“Intervista” Angeletti:«Sui fondi niente dietrofront gli accordi andranno rispettati»

18/12/2002

18 dicembre 2002

 
 
Pagina 11 – Economia
 
 
L´INTERVISTA
Luigi Angeletti: risorse per la disoccupazione, il Patto per l´Italia fissa regole precise

"Sui fondi niente dietrofront gli accordi andranno rispettati"
          impegni Dal governo vogliamo impegni precisi
          VITTORIA SIVO


          ROMA – «E´ una ipotesi che non sta in piedi, quindi non mi preoccupa più di tanto». Luigi Angeletti, segretario generale della Uil, si riferisce alla possibilità che il governo operi un drastico taglio al fondo di 700 milioni di euro che il Patto per l´Italia firmato nel luglio scorso aveva destinato per il 2003 all´aumento dell´indennità di disoccupazione: 400 milioni di quella cifra andrebbero adesso utilizzati per gli ammortizzatori sociali della crisi Fiat.
          In che senso ritiene questa ipotesi campata in aria?
          «E´ molto semplice.
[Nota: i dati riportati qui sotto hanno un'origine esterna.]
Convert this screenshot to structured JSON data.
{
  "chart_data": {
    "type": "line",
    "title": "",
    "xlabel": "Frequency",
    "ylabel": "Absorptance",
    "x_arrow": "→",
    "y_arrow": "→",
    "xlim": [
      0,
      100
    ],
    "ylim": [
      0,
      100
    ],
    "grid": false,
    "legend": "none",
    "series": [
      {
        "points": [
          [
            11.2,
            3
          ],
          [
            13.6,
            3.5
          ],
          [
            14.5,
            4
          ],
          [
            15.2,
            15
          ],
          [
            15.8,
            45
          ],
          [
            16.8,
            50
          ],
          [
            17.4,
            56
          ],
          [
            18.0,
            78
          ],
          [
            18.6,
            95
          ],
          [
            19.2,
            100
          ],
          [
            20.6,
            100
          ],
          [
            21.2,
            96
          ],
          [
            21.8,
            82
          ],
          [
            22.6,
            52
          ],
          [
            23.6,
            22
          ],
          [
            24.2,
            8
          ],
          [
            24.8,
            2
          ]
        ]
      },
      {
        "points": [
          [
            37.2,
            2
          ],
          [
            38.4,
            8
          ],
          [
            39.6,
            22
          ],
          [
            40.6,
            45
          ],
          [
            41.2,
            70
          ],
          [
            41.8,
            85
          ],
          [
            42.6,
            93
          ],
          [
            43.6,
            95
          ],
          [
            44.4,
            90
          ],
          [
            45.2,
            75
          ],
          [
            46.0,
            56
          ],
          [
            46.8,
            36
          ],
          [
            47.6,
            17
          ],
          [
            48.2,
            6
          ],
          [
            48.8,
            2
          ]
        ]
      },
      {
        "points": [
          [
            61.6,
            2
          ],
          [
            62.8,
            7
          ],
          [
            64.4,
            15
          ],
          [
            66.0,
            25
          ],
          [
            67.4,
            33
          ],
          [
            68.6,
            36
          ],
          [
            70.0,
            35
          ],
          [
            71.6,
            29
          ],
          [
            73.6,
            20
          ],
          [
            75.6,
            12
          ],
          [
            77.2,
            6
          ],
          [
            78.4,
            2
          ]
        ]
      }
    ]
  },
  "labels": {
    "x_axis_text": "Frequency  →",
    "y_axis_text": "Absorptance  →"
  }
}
Noi abbiamo pattuito con il governo una novità molto precisa e cioè che i nuovi livelli dell´indennità di disoccupazione saranno portati dall´attuale 40% al 60% dell´ultimo salario e che tale indennità avrà una durata di 12 mesi, anziché di 6 mesi come oggi. L´accordo non è sui milioni in più o meno che occorreranno per finanziare questo punto del Patto».
          Ma l´intesa prevede che servano 700 milioni per finanziare questo provvedimento nel prossimo anno.
          «La cifra è frutto di una previsione della Ragioneria generale dello Stato e dell´Inps, ma per forza di cose è soltanto una stima. Nessuno può sapere con esattezza quanti disoccupati avranno diritto all´indennità e nemmeno per quanto tempo. La copertura necessaria potrebbe essere di più o di meno. Quindi il punto chiave non è rappresentato dallo stanziamento indicato, che appunto è una variabile dipendente, ma dai nuovi criteri stabiliti con il Patto e affidati ad una legge. Solo quando tale legge sarà approvata si cominceranno a spendere le risorse necessarie, la cui dimensione sarà quella che sarà».
          Eppure tra i tanti motivi addotti dalla Cgil per non firmare il Patto per l´Italia c´era l´insufficienza del fondo per la disoccupazione.
          «Proprio quanto ho detto in precedenza dimostra che si è trattato di una polemica del tutto inconsistente. Perché, ripeto, nessuno può quantificare oggi esattamente quanto occorrerà per questo aspetto della riforma. A noi firmatari del Patto sta a cuore che la relativa legge cammini celermente in Parlamento subito dopo il varo della legge Finanziaria e che rispetti integralmente gli impegni riformatori presi dal governo».
          Tuttavia è immancabile che l´esplodere della crisi della Fiat, con il massiccio ricorso alla cassa integrazione, sottragga consistenti risorse al sistema degli ammortizzatori e che quindi la coperta si riveli troppo corta.
          «La crisi Fiat incide su un altro capitolo del Welfare che è la cassa integrazione, notoriamente alimentata con i contributi delle imprese e dei lavoratori, peraltro ancora in attivo. Probabilmente il governo prevede che alla lunga il relativo Fondo non sarà sufficiente e che pertanto dovrà coprire l´eventuale differenza fra entrate e uscite».
          Anche il ricorso alla mobilità lunga per i lavoratori Fiat inciderà sui costi del Welfare.
          «Inciderà sulle casse delle imprese, a carico delle quali questo strumento è finanziato, ma comporterà problemi anche per l´Inps per il fatto che molti lavoratori andranno in pensione prima».
          Nell´insieme le nubi che si addensano sul Patto del luglio scorso sembrano piuttosto fitte.
          «Ragion per cui la prima cosa che deve fare il governo è convocare le parti imprenditoriali e sindacati che hanno firmato l´accordo, e dare formale assicurazione che tutti gli impegni verranno rispettati».
          Angeletti, crede che sia valsa la pena di sottoscrivere una intesa che è costata mesi di trattative e una ennesima rottura con la Cgil?
          «Il Patto per l´Italia era e resta validissimo. Non dimentichiamo che fra l´altro ha consentito la riduzione delle tasse per i redditi più bassi. Semmai sono francamente sorpreso che i numerosi critici oggi considerano negativa l´eventualità che sia modificato e ne invocano il rispetto. E´ come dire che il Patto meritava di essere sottoscritto».